But the speed with which the germs travel through the air remains a mystery. I remember one flu epidemic that hit New York in the morning and was prevalent in remote country districts in Michigan the following afternoon. Manifestly, therefore, the accursed thing does not depend on the comparatively slow method of transmission from one person to another.
If one can possibly afford the time and money, the best way to rid oneself of the after effects of the flu is to leave the icy North in winter time and travel South. There are many coughs in every carload, but soon after they arrive here they cease.
In fact, if one can afford it, it is a good thing to come South in winter whether one is sick or well. “See America First” applies especially to the winter season. Europe should be visited only in the summer, because no Americans are comfortable in Europe at any other time. George Ade once tried to spend a winter in Venice and he nearly froze. He declared that the next winter he would spend in Duluth, where they have steam heat and he could keep warm.
The intolerable thing about most “winter resorts” in Europe is that they are so much warmer outdoors than in. The American takes a pleasant walk in the mild sunshine, and, his body in an agreeable glow, he enters his hotel room which has the chill of the grave. I know one man who, whenever he entered his room, put on overcoat, fur hat, gloves, arctic overshoes and then sat down to be as comfortable as he could.
One impecunious student who spent the winter at a Continental university in a room where apparently no means of heating had ever been employed told me that he kept warm the entire winter on only one stick of wood. In response to my question, he said that his room was on the fifth story; he would study for ten minutes, then fling the stick out of the window. He ran down five flights of stairs, picked up the stick, ran up the stairs and found that this violent exercise kept him warm for exactly ten minutes, when again he flung the stick out of the window. That was an original method, but it is practicable only for those who are young and vigorous. It would be almost useless for an old lady with angina pectoris.
In the winter season our Southern States, or Arizona, or California are what I especially prescribe. For those who wish eternal summer with all its pleasant heat and the delights of sea-bathing, Southern Florida is the best; for those who are middle-aged and elderly, who wish to play golf and tennis, in crisp autumn-like weather, Georgia is incomparable.
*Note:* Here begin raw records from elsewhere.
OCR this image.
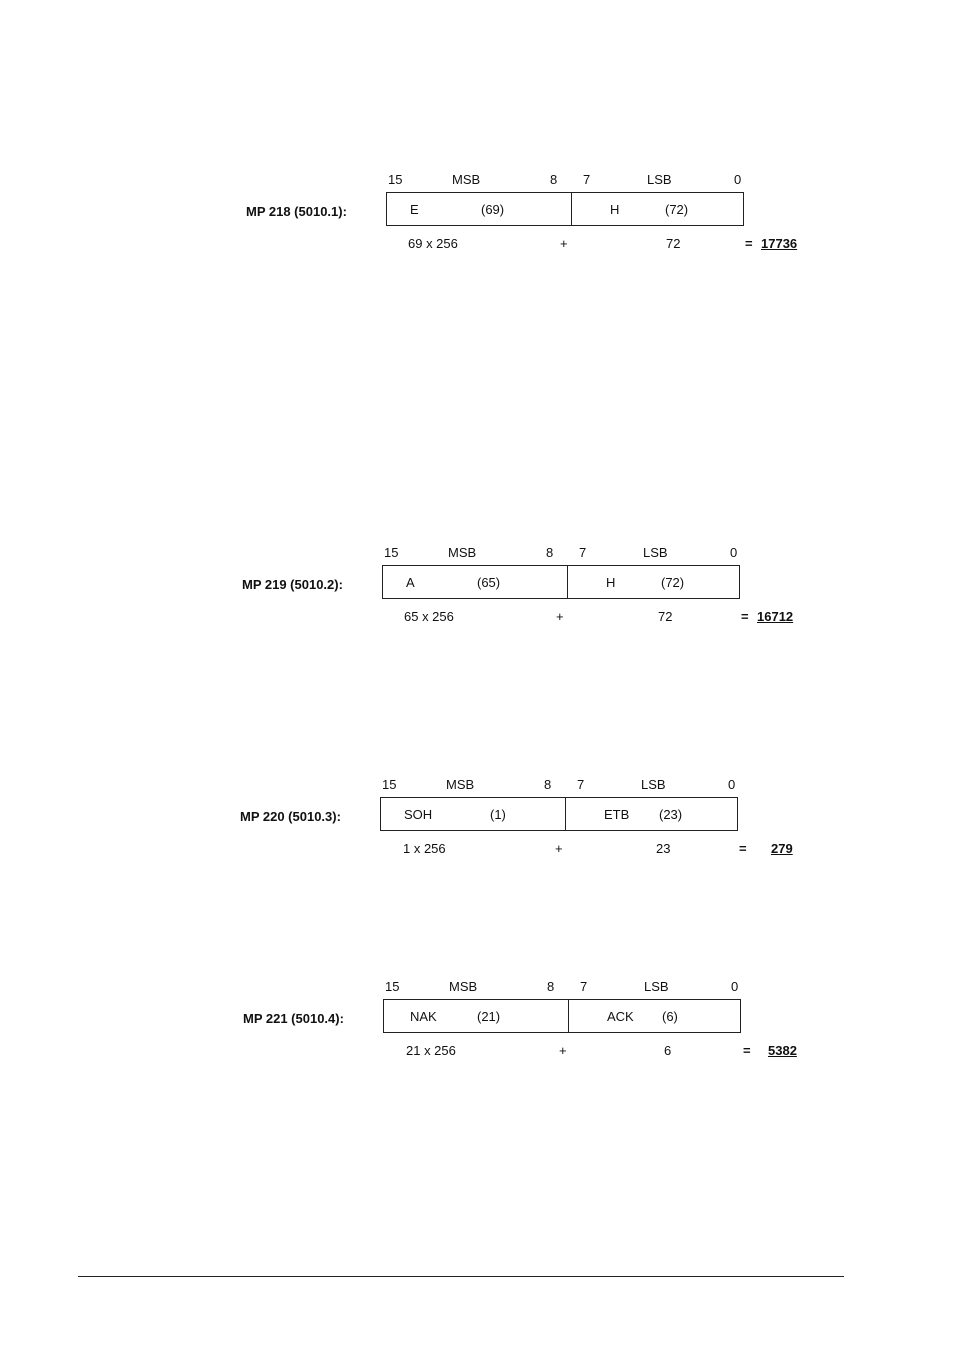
15	MSB	8 7	LSB	0
MP 218 (5010.1):	E	(69)	H	(72)
69 x 256	+	72	= 17736
15	MSB	8 7	LSB	0
MP 219 (5010.2):	A	(65)	H	(72)
65 x 256	+	72	= 16712
15	MSB	8 7	LSB	0
MP 220 (5010.3):	SOH	(1)	ETB (23)
1 x 256	+	23	= 279
15	MSB	8 7	LSB	0
MP 221 (5010.4):	NAK	(21)	ACK (6)
21 x 256	+	6	= 5382
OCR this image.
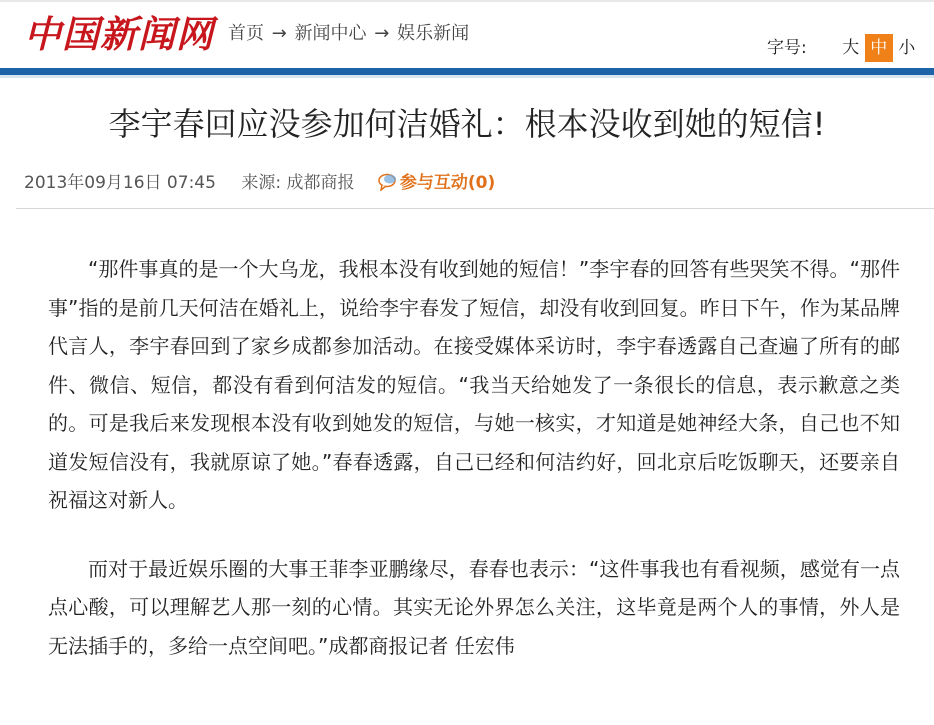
中国新闻网 首页 → 新闻中心 → 娱乐新闻
字号: 大 中 小
李宇春回应没参加何洁婚礼：根本没收到她的短信!
2013年09月16日 07:45 来源: 成都商报	参与互动(0)

“那件事真的是一个大乌龙，我根本没有收到她的短信！”李宇春的回答有些哭笑不得。“那件事”指的是前几天何洁在婚礼上，说给李宇春发了短信，却没有收到回复。昨日下午，作为某品牌代言人，李宇春回到了家乡成都参加活动。在接受媒体采访时，李宇春透露自己查遍了所有的邮件、微信、短信，都没有看到何洁发的短信。“我当天给她发了一条很长的信息，表示歉意之类的。可是我后来发现根本没有收到她发的短信，与她一核实，才知道是她神经大条，自己也不知道发短信没有，我就原谅了她。”春春透露，自己已经和何洁约好，回北京后吃饭聊天，还要亲自祝福这对新人。

而对于最近娱乐圈的大事王菲李亚鹏缘尽，春春也表示：“这件事我也有看视频，感觉有一点点心酸，可以理解艺人那一刻的心情。其实无论外界怎么关注，这毕竟是两个人的事情，外人是无法插手的，多给一点空间吧。”成都商报记者 任宏伟
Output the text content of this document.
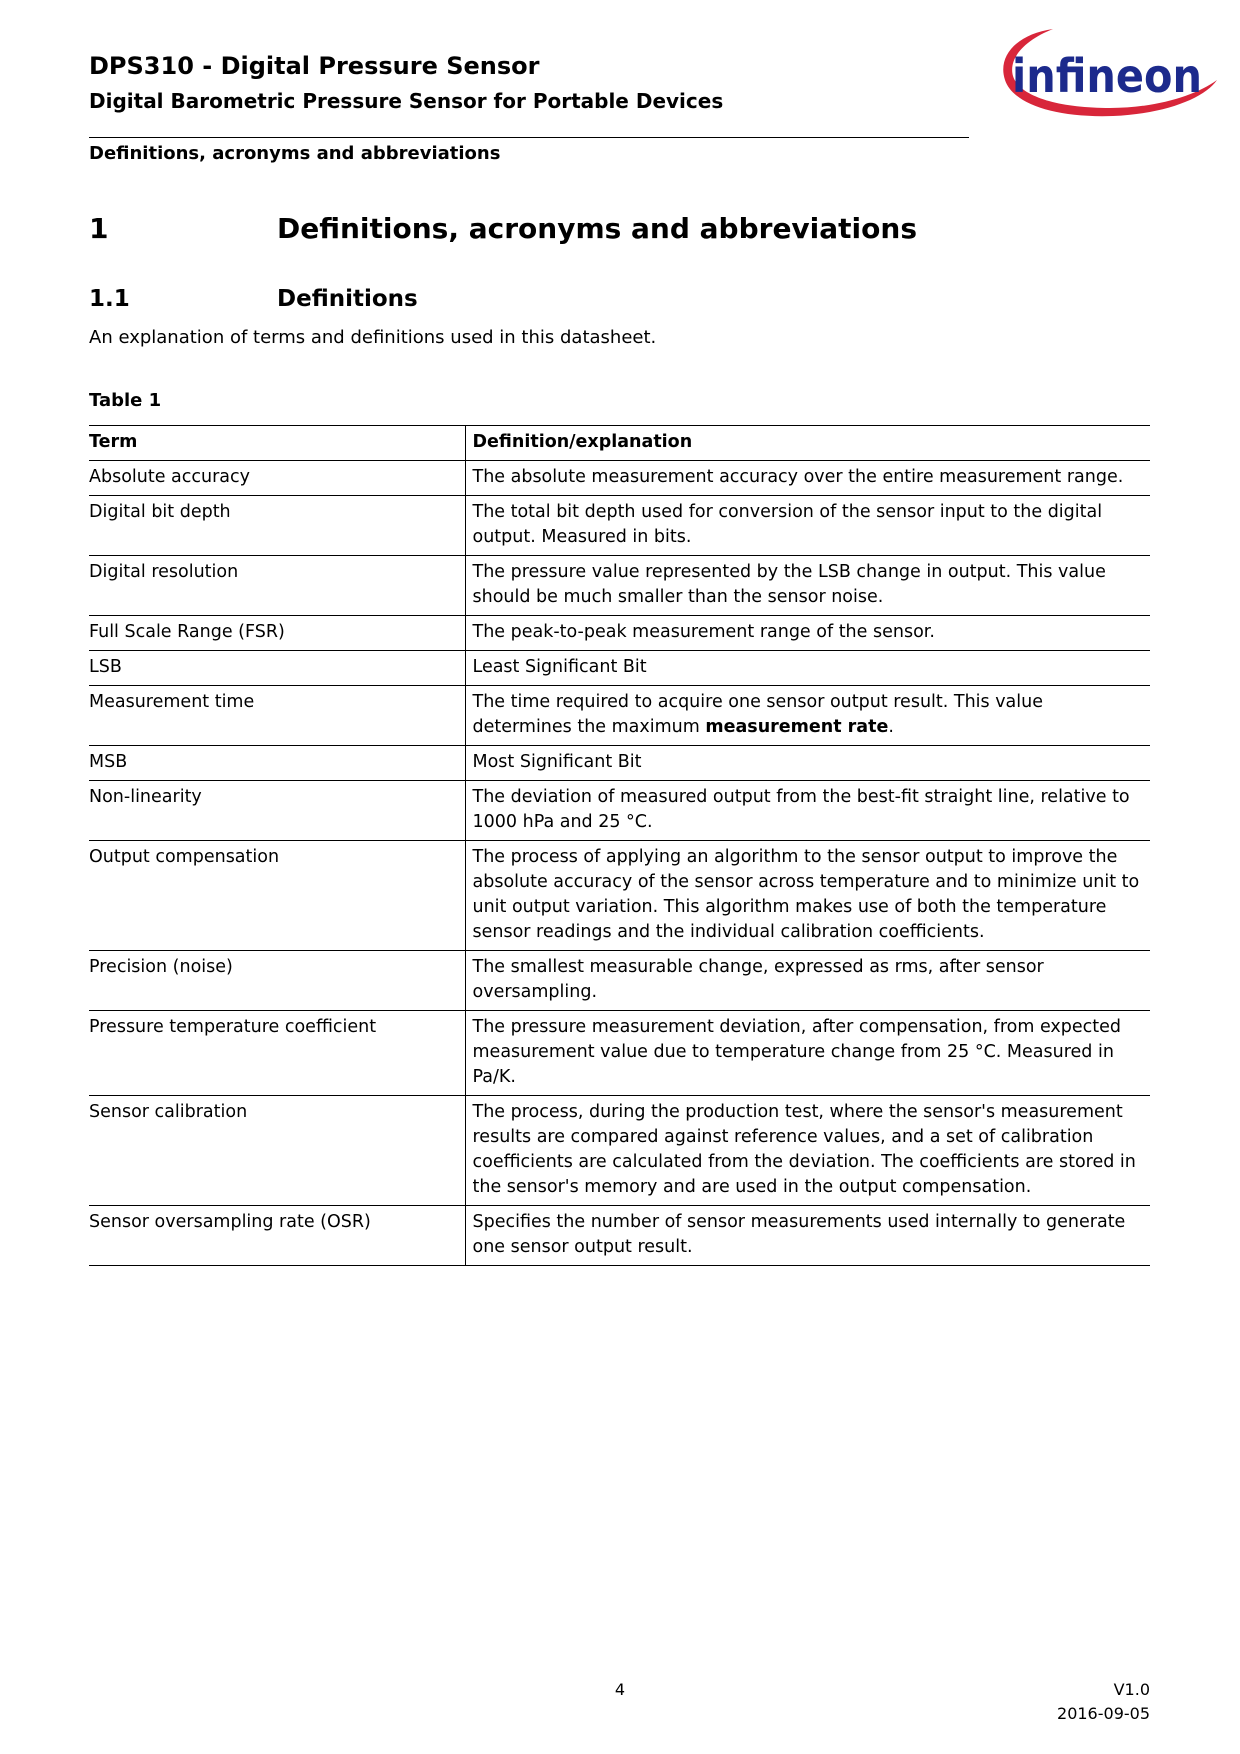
DPS310 - Digital Pressure Sensor
Digital Barometric Pressure Sensor for Portable Devices	infineon
Definitions, acronyms and abbreviations
1	Definitions, acronyms and abbreviations
1.1	Definitions
An explanation of terms and definitions used in this datasheet.
Table 1
Term	Definition/explanation
Absolute accuracy	The absolute measurement accuracy over the entire measurement range.
Digital bit depth	The total bit depth used for conversion of the sensor input to the digital output. Measured in bits.
Digital resolution	The pressure value represented by the LSB change in output. This value should be much smaller than the sensor noise.
Full Scale Range (FSR)	The peak-to-peak measurement range of the sensor.
LSB	Least Significant Bit
Measurement time	The time required to acquire one sensor output result. This value determines the maximum measurement rate.
MSB	Most Significant Bit
Non-linearity	The deviation of measured output from the best-fit straight line, relative to 1000 hPa and 25 °C.
Output compensation	The process of applying an algorithm to the sensor output to improve the absolute accuracy of the sensor across temperature and to minimize unit to unit output variation. This algorithm makes use of both the temperature sensor readings and the individual calibration coefficients.
Precision (noise)	The smallest measurable change, expressed as rms, after sensor oversampling.
Pressure temperature coefficient	The pressure measurement deviation, after compensation, from expected measurement value due to temperature change from 25 °C. Measured in Pa/K.
Sensor calibration	The process, during the production test, where the sensor's measurement results are compared against reference values, and a set of calibration coefficients are calculated from the deviation. The coefficients are stored in the sensor's memory and are used in the output compensation.
Sensor oversampling rate (OSR)	Specifies the number of sensor measurements used internally to generate one sensor output result.
4	V1.0
2016-09-05
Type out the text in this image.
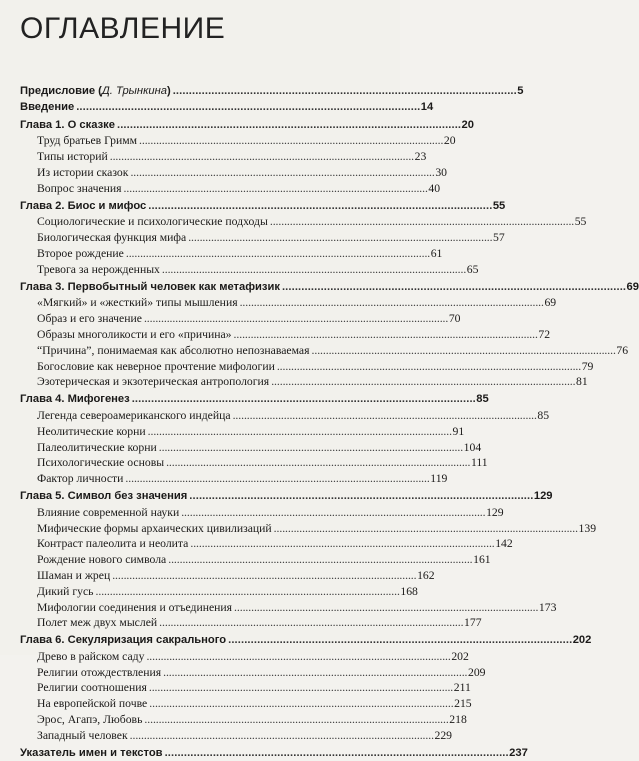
ОГЛАВЛЕНИЕ
Предисловие (Д. Трынкина) . . .	5
Введение . . .	14
Глава 1. О сказке . . .	20
Труд братьев Гримм . . .	20
Типы историй . . .	23
Из истории сказок . . .	30
Вопрос значения . . .	40
Глава 2. Биос и мифос . . .	55
Социологические и психологические подходы . . .	55
Биологическая функция мифа . . .	57
Второе рождение . . .	61
Тревога за нерожденных . . .	65
Глава 3. Первобытный человек как метафизик . . .	69
«Мягкий» и «жесткий» типы мышления . . .	69
Образ и его значение . . .	70
Образы многоликости и его «причина» . . .	72
“Причина”, понимаемая как абсолютно непознаваемая . . .	76
Богословие как неверное прочтение мифологии . . .	79
Эзотерическая и экзотерическая антропология . . .	81
Глава 4. Мифогенез . . .	85
Легенда североамериканского индейца . . .	85
Неолитические корни . . .	91
Палеолитические корни . . .	104
Психологические основы . . .	111
Фактор личности . . .	119
Глава 5. Символ без значения . . .	129
Влияние современной науки . . .	129
Мифические формы архаических цивилизаций . . .	139
Контраст палеолита и неолита . . .	142
Рождение нового символа . . .	161
Шаман и жрец . . .	162
Дикий гусь . . .	168
Мифологии соединения и отъединения . . .	173
Полет меж двух мыслей . . .	177
Глава 6. Секуляризация сакрального . . .	202
Древо в райском саду . . .	202
Религии отождествления . . .	209
Религии соотношения . . .	211
На европейской почве . . .	215
Эрос, Агапэ, Любовь . . .	218
Западный человек . . .	229
Указатель имен и текстов . . .	237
Here in Augusta the weather is frequently summer-hued; on this blessed January day, for example, the temperature is 78. But in general, the January and February weather here is like mild October in New England, with gentle days and keen nights, good for sleep.
When I was young very few Northerners went South in winter; all who could afford it went in the summer to the mountains or the sea. But today, when there are many ways of keeping cool in the cities, and when the country club is accessible every afternoon and evening, an immense number of business men stay “on the job” in the summer and take their vacation in the winter.
A perfect climate in the winter lies only twenty-four hours from New York. Furthermore, it is an education for Northern men and women who live in the South for a winter season to become acquainted with our Southern people, “whom to know is to love.” To me, a down-East Yankee, it is a delight to meet these charming, gracious men and women of the South; and it is an especial delight to hear the Southern accent, especially on the lips of lovely women.
I wish I might live one hundred years from now. Then, thanks to the men of science, every year there will come a day in November when a general notice will be given in our New England universities for every member of the faculty and students to be indoors at a certain hour. At the prescribed moment, all the dormitories, lecture halls, offices and laboratories will rise majestically in the air, carrying their human freight. They will sail calmly South, and in a few hours float gently down on a meadow in Georgia or Florida, there to remain until the middle of April.